More than 10,000 dead. Approximately 19 million people in desperate need of humanitarian aid, including 7.3 million on the brink of famine. The figures in Yemen’s two-year-old civil war are staggering – but they don’t convey the daily suffering of civilians.
“The numbers do not show the human aspect. Unlike Syria, where news about the devastation and death makes it to the media very quickly, Yemenis suffer in silence,” said Sherine El Taraboulsi-McCarthy, a research fellow at the Overseas Development Institute. With the country’s airports as well as land and sea borders controlled by neighboring Saudi Arabia, no Yemeni refugees are fleeing to Europe in their thousands. Without any perceptible impact on the West or over spill of violence, the conflict has remained largely invisible.
The UN estimates $2.1bn £1.6bn is needed to pull Yemen back from the brink of collapse, but before humanitarians and diplomats gathered in Geneva, Switzerland, for an aid summit on Tuesday, just 14 per cent of that had been pledged by donor governments to date.
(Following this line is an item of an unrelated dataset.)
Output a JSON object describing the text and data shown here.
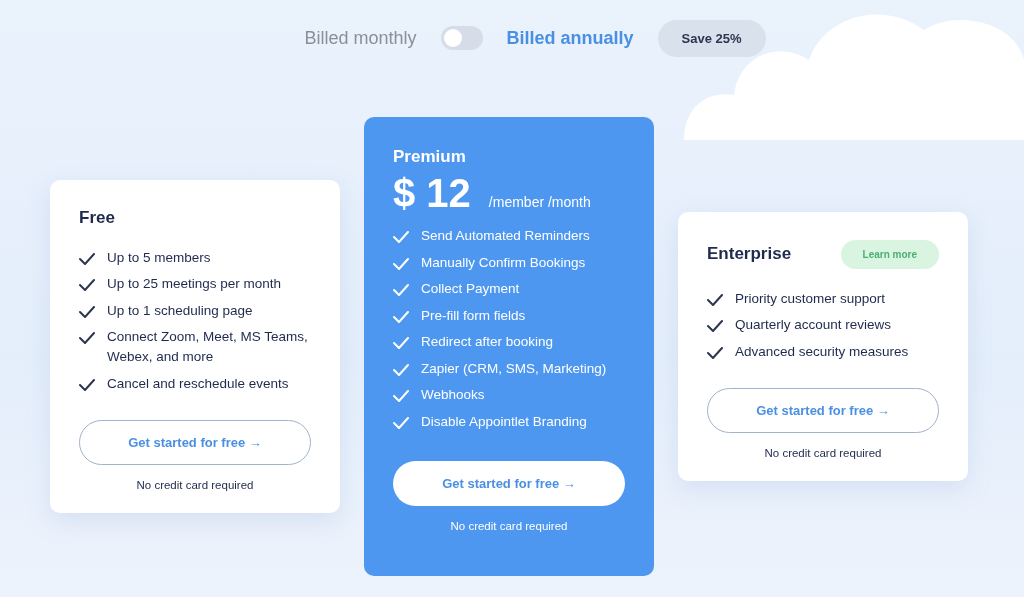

As the fate of 27 million people was discussed by foreigners sitting around the chamber at the UN’s European headquarters, Yemenis trapped by the war struggle on with normal life as well as they can.
The modern state, created in 1990, has always been poor and plagued by war, but its people have proved their resilience. Much of the devastation has been caused by arms sold to the kingdom by Western states such as the UK and US – a move that officials within Barack Obama’s administration worried could amount to complicity war crimes. The Saudi economic strangulation, blockades on Yemen’s air and seaports preventing the import of food and medicine and the targeting of vital infrastructure such as roads and bridges – and in some cases civilian buildings such as hospitals and funeral gatherings – have contributed to the dire situation Yemenis are now facing. While welcome in the short term, aid such as the €116m £99m pledged in Geneva on Tuesday by the European Commission will not empower Yemen’s people to take control of their own futures.
Several Yemenis and other observers of the conflict expressed disappointment that voices from the country were not at the forefront of Tuesday’s conference – and that a political solution to the conflict wasn’t the driving factor behind talks.
“We need the UN to commit to a time lined peace process in Yemen now. Aid is useless as long as the war remains. To help us is to end the war, not send shipments of guns, and hold a “sorry” conference every other year,” said Farea al-Muslimi, a non-resident fellow at the Middle East Institute in Washington DC. “Saudi Arabia is going to make certain that Yemen does not completely break down. But as it stands, the country will remain in a situation of constant need,” Ms El Taraboulsi-McCarthy said. “Their interest in Yemen is solely asserting leadership and power in the Arab world. Those points have not made it into the pledging conference and our discourse about Yemen at all. “Yemenis don’t want aid: they want peace and the opportunity to rebuild their country for themselves.”